The Solcer House, south Wales, is claimed to be the UK's first 'energy-positive' house - it should generate more electricity than it uses thanks to its energy efficient design. Image courtesy of the Welsh School of Architecture, Cardiff University.
The first 'smart energy-positive' house in the UK is the claim made by Professor Phil Jones of Cardiff University for the Solcer House, a newly constructed eco house near Bridgend in South Wales. Designed by Ester Coma of the Welsh School of Architecture, it demonstrates that it is indeed practical and affordable to construct zero-carbon homes using principally off the shelf materials from local suppliers, in just 16 weeks. It is thus ironic that the government recently caved in to pressure from house builders and scrapped the target to make all new homes zero carbon by 2016.
The Solcer House "combines reduced [energy] demand with renewable energy supply and energy storage" according to Professor Jones. Among the many technologies incorporated in the design are high levels of thermal insulation, an array of glazed solar panels forming the actual roof, batteries to store electricity, and a heat pump for space heating. This means that in theory it will generate more electricity than it uses. As Ms Coma emphasizes, the house was "designed as an active generator".
Construction of the 100 m2 building uses structural insulated panels (SIPs), external insulating render, and low emissivity double-glazed timber frame windows and doors clad in aluminium to keep the heat in. The batteries, charged by the solar panels, power the mechanical heating and ventilation system, LED lighting, and appliances.

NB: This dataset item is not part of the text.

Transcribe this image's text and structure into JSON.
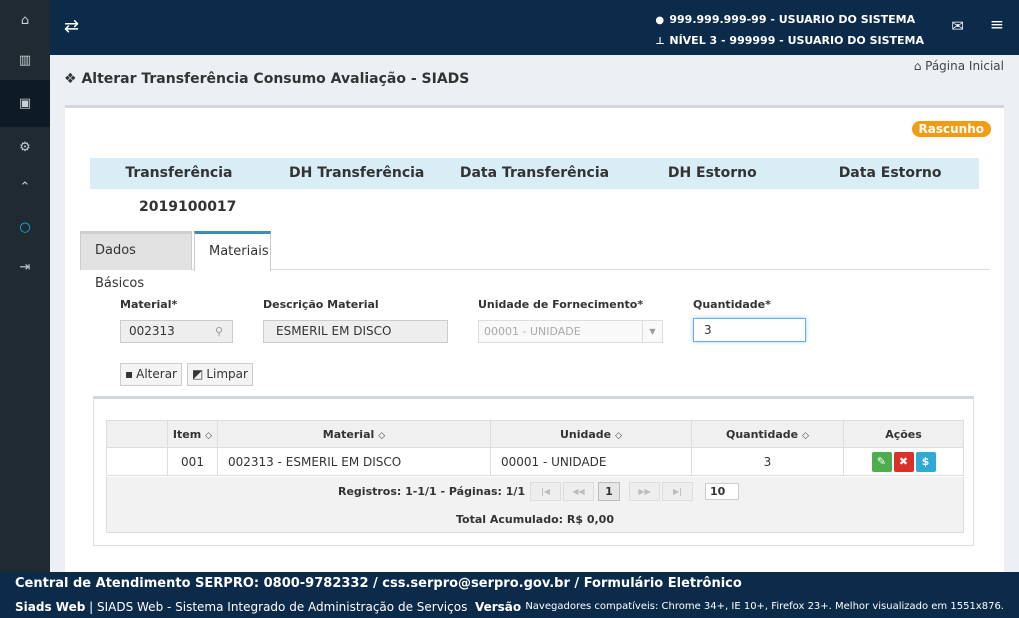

Incoming fresh air is warmed by transpired solar collectors - a perforated steel skin on the south-facing facade of the house.
Inform future designs
The house is to be carefully monitored for insights into improving the efficiency of energy use, and help inform designs for the future. "The building demonstrates ... technologies at a domestic scale which we hope will be replicated in other areas of Wales and the UK", added Professor Jones.
And the name? It stands for Smart Operation for a Low Carbon Energy Region - a collaborative project involving Welsh universities, industry and government, funded by the EU. More information and a video record of the construction can be found on the website of the Welsh School of Architecture.